C'est le 5 novembre que, sous l'impulsion du syndicat UNEF, une Assemblée Générale composée de 1000 étudiants a voté la grève pour les facultés de Rennes 2, qui devient alors le noyau de la contestation étudiante contre les réformes sur l'université de Luc Ferry. Le 7, une seconde AG réunissant cette fois le double de personnes vote un appel à la mobilisation pour la semaine du 17 novembre, qui est transmis aux autres universités de France. Le 13, Villetaneuse (Paris 13) entre à son tour en grève. Le 18 et le 19 elles sont rejoint par six autres facultés : Caen, Nantes, Versailles St Quentin, Grenoble 3, Nancy 2 et Lyon 2. Et c'est finalement en ce 20 novembre qu'a eu lieu la première journée de mobilisation nationale, avec des manifestations dans plusieurs villes universitaires, qui ont rassemblé 8000 personnes à Rennes, 5000 à Paris, 2500 à Caen et plusieurs centaines dans d'autres villes telles que Nantes, Strasbourg ou Toulouse. Les manifestants exigeaient que les décrets du LMD soient abrogés et le projet de loi d'autonomie des universités enterré.

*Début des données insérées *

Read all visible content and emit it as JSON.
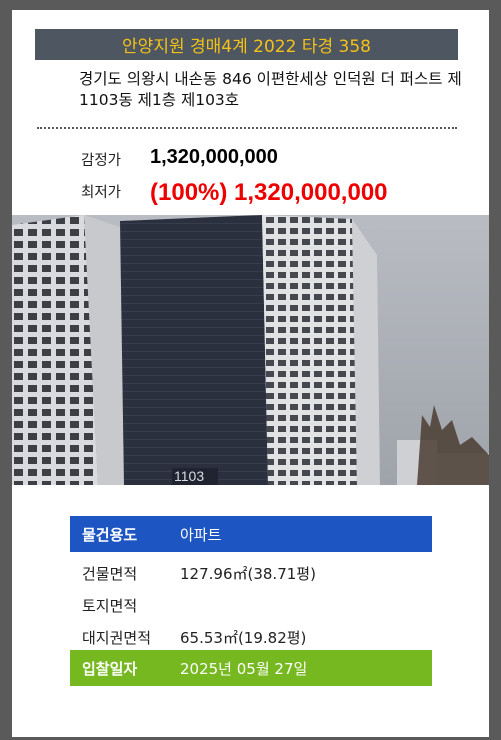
{
  "header": {
    "title": "안양지원 경매4계 2022 타경 358"
  },
  "address": "경기도 의왕시 내손동 846 이편한세상 인덕원 더 퍼스트 제1103동 제1층 제103호",
  "prices": {
    "appraisal_label": "감정가",
    "appraisal_value": "1,320,000,000",
    "minimum_label": "최저가",
    "minimum_value": "(100%) 1,320,000,000"
  },
  "photo": {
    "building_number": "1103"
  },
  "details": {
    "usage_label": "물건용도",
    "usage_value": "아파트",
    "building_area_label": "건물면적",
    "building_area_value": "127.96㎡(38.71평)",
    "land_area_label": "토지면적",
    "land_area_value": "",
    "land_right_label": "대지권면적",
    "land_right_value": "65.53㎡(19.82평)",
    "bid_date_label": "입찰일자",
    "bid_date_value": "2025년 05월 27일"
  },
  "colors": {
    "header_bg": "#4e5661",
    "header_text": "#f2c218",
    "price_red": "#ee0000",
    "usage_blue": "#1d56c2",
    "bid_green": "#76b81f",
    "frame_gray": "#5a5a5a"
  }
}
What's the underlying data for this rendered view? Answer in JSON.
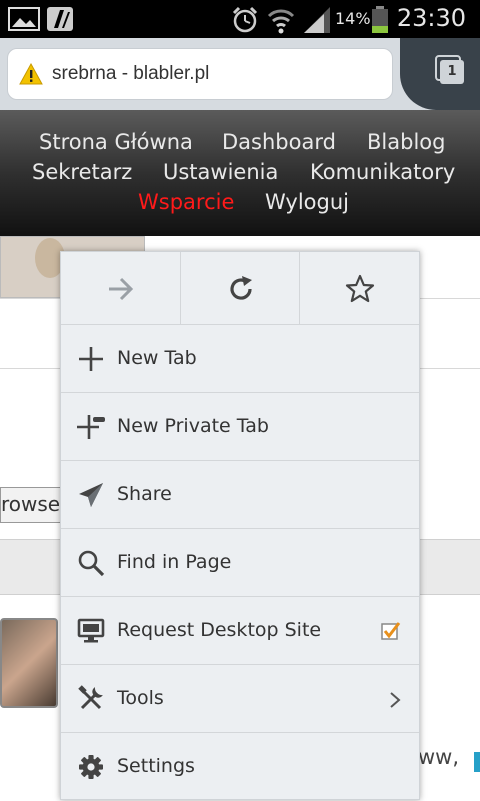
{
  "status_bar": {
    "battery_percent": "14%",
    "time": "23:30",
    "icons": [
      "image-notification-icon",
      "app-notification-icon",
      "alarm-icon",
      "wifi-icon",
      "signal-icon",
      "battery-icon"
    ]
  },
  "url_bar": {
    "url_text": "srebrna - blabler.pl",
    "tabs_count": "1",
    "security_icon": "warning-icon"
  },
  "site_nav": {
    "links": [
      "Strona Główna",
      "Dashboard",
      "Blablog",
      "Sekretarz",
      "Ustawienia",
      "Komunikatory",
      "Wsparcie",
      "Wyloguj"
    ],
    "active_link": "Wsparcie",
    "active_color": "#ff1a1a"
  },
  "page": {
    "browse_text": "rowse.",
    "trailing_text": "ww,"
  },
  "menu": {
    "toolbar": [
      "forward-icon",
      "reload-icon",
      "bookmark-star-icon"
    ],
    "items": [
      {
        "label": "New Tab",
        "icon": "plus-icon"
      },
      {
        "label": "New Private Tab",
        "icon": "private-tab-icon"
      },
      {
        "label": "Share",
        "icon": "share-icon"
      },
      {
        "label": "Find in Page",
        "icon": "search-icon"
      },
      {
        "label": "Request Desktop Site",
        "icon": "desktop-icon",
        "checked": true
      },
      {
        "label": "Tools",
        "icon": "tools-icon",
        "has_submenu": true
      },
      {
        "label": "Settings",
        "icon": "gear-icon"
      }
    ]
  }
}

Mais avant de savoir ce qu'on leur reproche, ces décrets et ce projet de loi, en quoi consistent-ils ?
Le LMD (License-Master-Doctorat), aussi appelé système du 3/5/8 pour le nombre d'années nécessaires à l'obtention de chacun des diplômes, s'inscrit dans le cadre de l'uniformisation européenne des études. L'idée est que chaque Etat membre de l'Union Européenne adopte les mêmes cycles d'études, basés sur les 3 diplômes, qui conduirait à une plus grande ouverture de son espace universitaire et faciliterait les échanges. L'engagement de la France pour le LMD date de juin 1999, et elle est le pays pilote de la réforme, et le seul où elle ait été votée. Dès la rentrée 2004, une vingtaine d'universités françaises adoptera ce système du LMD.

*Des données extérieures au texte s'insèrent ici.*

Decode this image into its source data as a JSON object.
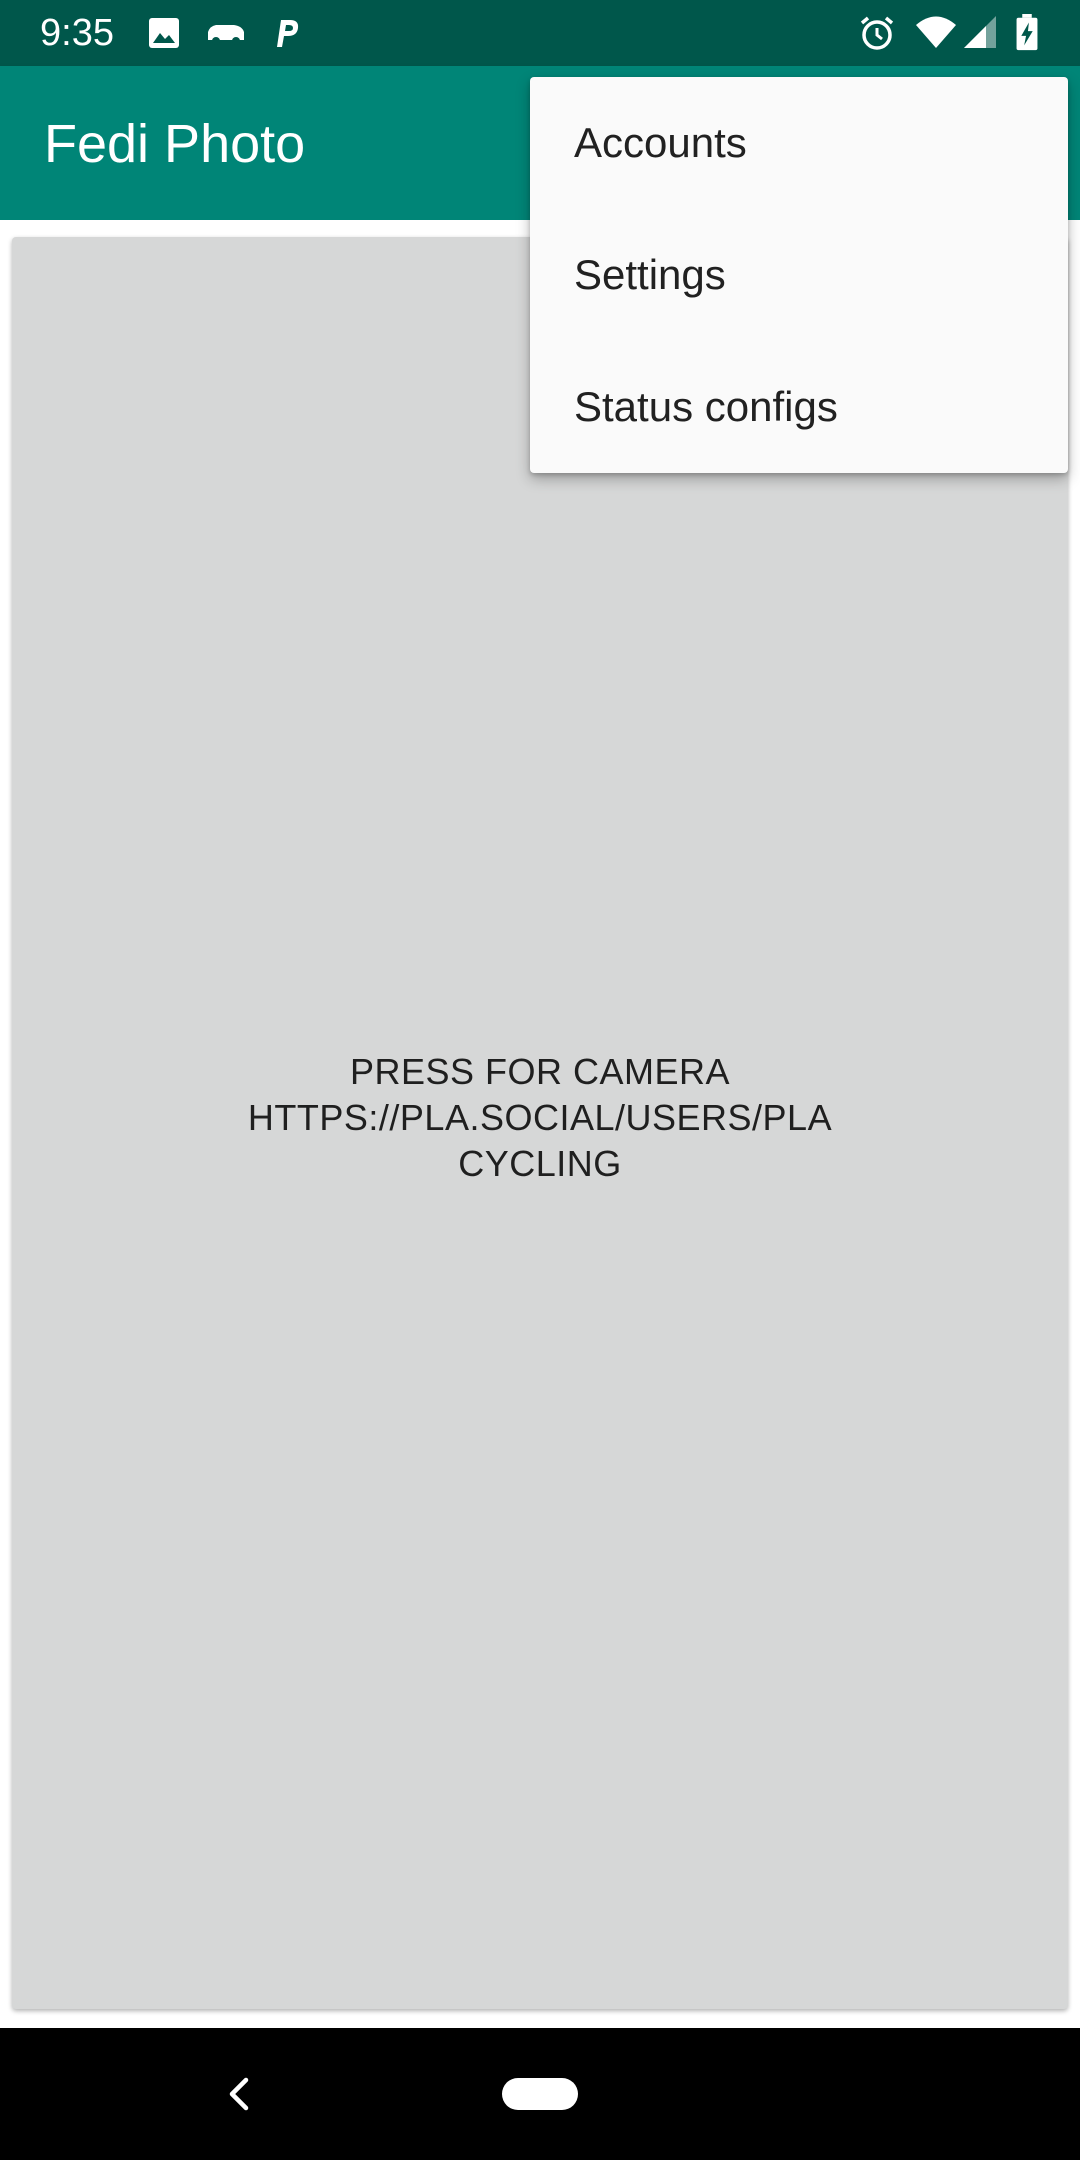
{
  "status_bar": {
    "time": "9:35",
    "left_icons": [
      "image-icon",
      "car-icon",
      "parking-icon"
    ],
    "right_icons": [
      "alarm-icon",
      "wifi-icon",
      "signal-icon",
      "battery-charging-icon"
    ]
  },
  "app_bar": {
    "title": "Fedi Photo"
  },
  "camera_button": {
    "line1": "PRESS FOR CAMERA",
    "line2": "HTTPS://PLA.SOCIAL/USERS/PLA",
    "line3": "CYCLING"
  },
  "overflow_menu": {
    "items": [
      {
        "label": "Accounts"
      },
      {
        "label": "Settings"
      },
      {
        "label": "Status configs"
      }
    ]
  },
  "nav_bar": {
    "icons": [
      "back-icon",
      "home-pill-icon"
    ]
  },
  "colors": {
    "status_bar": "#00574B",
    "app_bar": "#008577",
    "button_bg": "#D6D7D7",
    "menu_bg": "#FAFAFA"
  }
}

Quant au projet de loi dit de "l'autonomie des universités" (également dit de "la modernisation des universités") de Luc Ferry, il se situe dans la lignée des décentralisations. C'est-à-dire que les facultés ne seront plus financées directement par l'Etat, mais par les régions. L'Etat ne répartira plus le budget entre les différents secteurs de la vie universitaire, ce sont les régions qui s'en chargeront elles-mêmes. Les entreprises voisines des facultés pourront apporter des crédits afin de financer les secteurs qui les intéressent. Les représentants de ces entreprises (les patrons) pourront tenir des "conseils d'orientation stratégique" avec le président de l'université, et ces conseils auront pouvoir de décision (jusqu'à aujourd'hui, les représentants extérieurs à l'entreprise ne pouvaient avoir qu'un rôle consultatif). Et des coopérations pourraient être établies entre des universités proches, afin de valoriser les échanges, et peut-être aboutir à la constitution d'une seule et même université. Ce sont là les principales réformes de ce projet de loi, qui lorsqu'il sera voté, accompagnera les décrets du LMD déjà existants.

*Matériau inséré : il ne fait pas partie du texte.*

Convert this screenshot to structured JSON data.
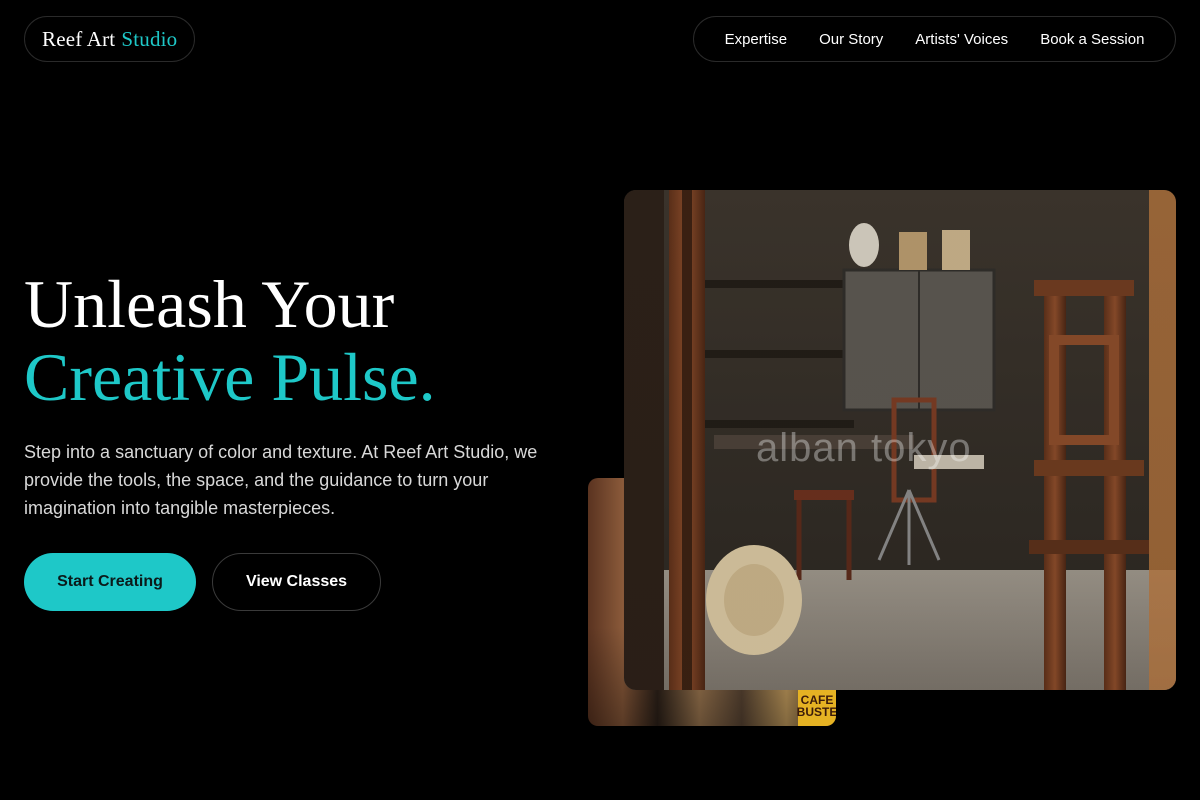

Alors que contestent personnel et étudiants dans ces réformes ? Etant moi-même étudiant de Rennes 2, je me suis entretenu ce matin avec un des grévistes initiateurs du mouvement.
Globalement, les grévistes reprochent à Luc Ferry de vouloir, par ses réformes, "libéraliser" et "privatiser" les universités et donc d'adopter le modèle américain. Car régionaliser le mode de financement et donner davantage de pouvoirs aux entreprises reviendrait à créer d'importantes inégalités entre les différentes universités qui entreraient alors en concurrence, alors qu'aujourd'hui, théoriquement du moins, les chances sont censées être les mêmes d'une faculté à l'autre. Or l'on sait bien que ce n'est déjà pas vraiment le cas, mais la décentralisation renforcerait énormément ces inégalités. Car selon qu'une région soit riche ou pauvre, qu'elle investisse peu ou beaucoup dans le secteur, et la manière dont elle répartisse son budget et paie son personnel, le danger que se creusent les écarts est bien réel et cela est injuste pour les étudiants. Avec le temps, on pourrait voir les frais d'inscriptions augmenter pour certaines universités, qui deviendraient prestigieuses mais élitistes, réservées aux classes aisées, comme peut l'être Harvard aux Etats-Unis. Le principe de "l'université accessible à tous" disparaîtrait donc.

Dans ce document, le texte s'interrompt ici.